Pharmacological Characterization of the Mechanisms Involved in Delayed Calcium Deregulation in SH-SY5Y Cells Challenged with Methadone

Previously, we have shown that SH-SY5Y cells exposed to high concentrations of methadone died due to a necrotic-like cell death mechanism related to delayed calcium deregulation (DCD). In this study, we show that, in terms of their Ca(2+) responses to 0.5 mM methadone, SH-SY5Y cells can be pooled into four different groups. In a broad pharmacological survey, the relevance of different Ca(2+)-related mechanisms on methadone-induced DCD was investigated including extracellular calcium, L-type Ca(2+) channels, μ-opioid receptor, mitochondrial inner membrane potential, mitochondrial ATP synthesis, mitochondrial Ca(2+)/2Na(+)-exchanger, reactive oxygen species, and mitochondrial permeability transition.
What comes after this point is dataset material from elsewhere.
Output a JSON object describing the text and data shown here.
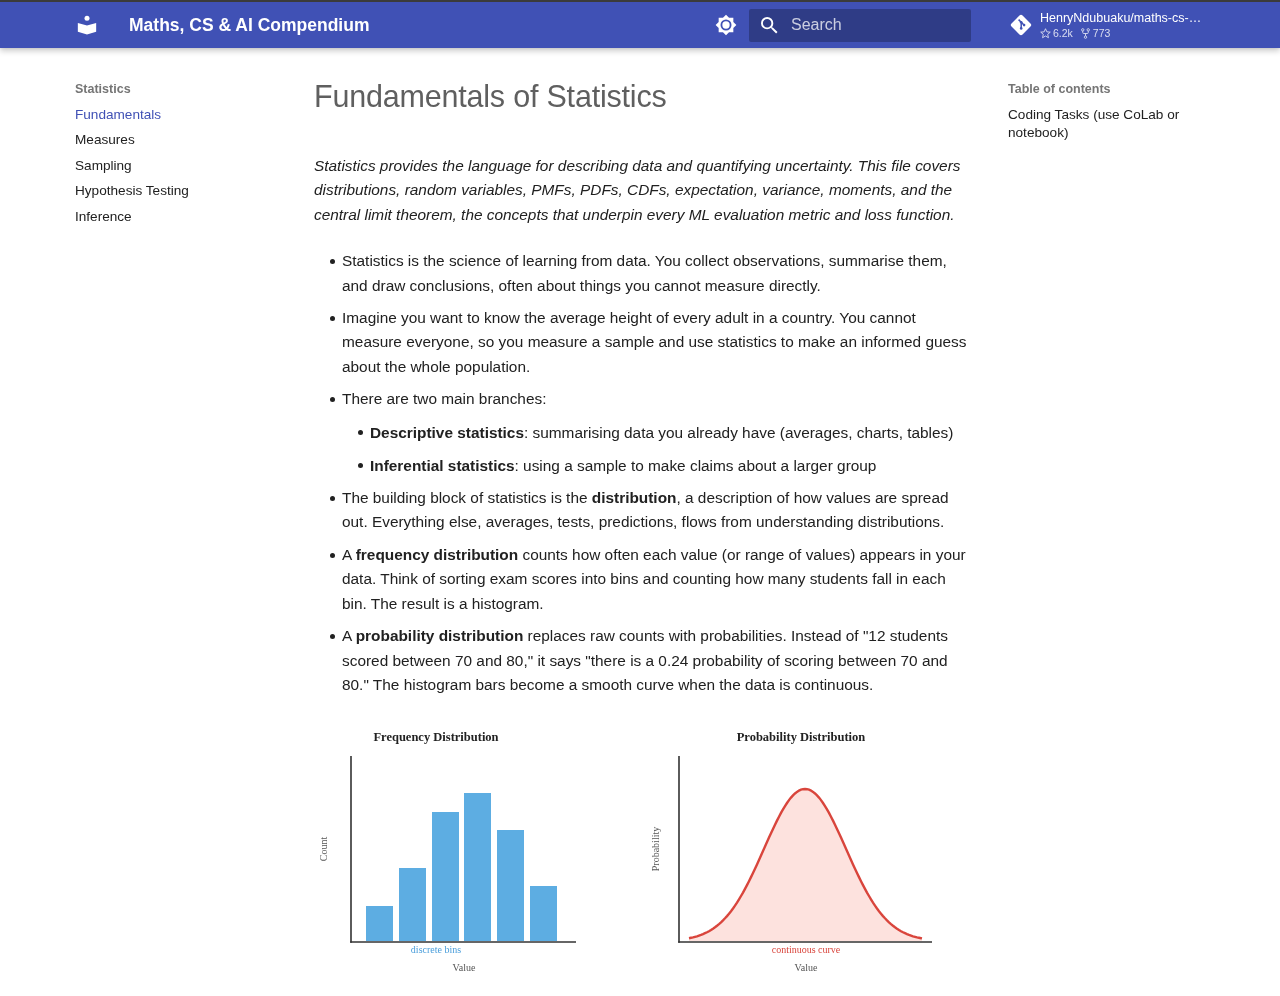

Only those compounds targeting mitochondria such as oligomycin, FCCP, CGP 37157, and cyclosporine A were able to amend methadone-induced Ca(2+) dyshomeostasis suggesting that methadone induces DCD by modulating the ability of mitochondria to handle Ca(2+). Consistently, mitochondria became dramatically shorter and rounder in the presence of methadone. Furthermore, analysis of oxygen uptake by isolated rat liver mitochondria suggested that methadone affected mitochondrial Ca(2+) uptake in a respiratory substrate-dependent way. We conclude that methadone causes failure of intracellular Ca(2+) homeostasis, and this effect is associated with morphological and functional changes of mitochondria. Likely, this mechanism contributes to degenerative side effects associated with methadone treatment.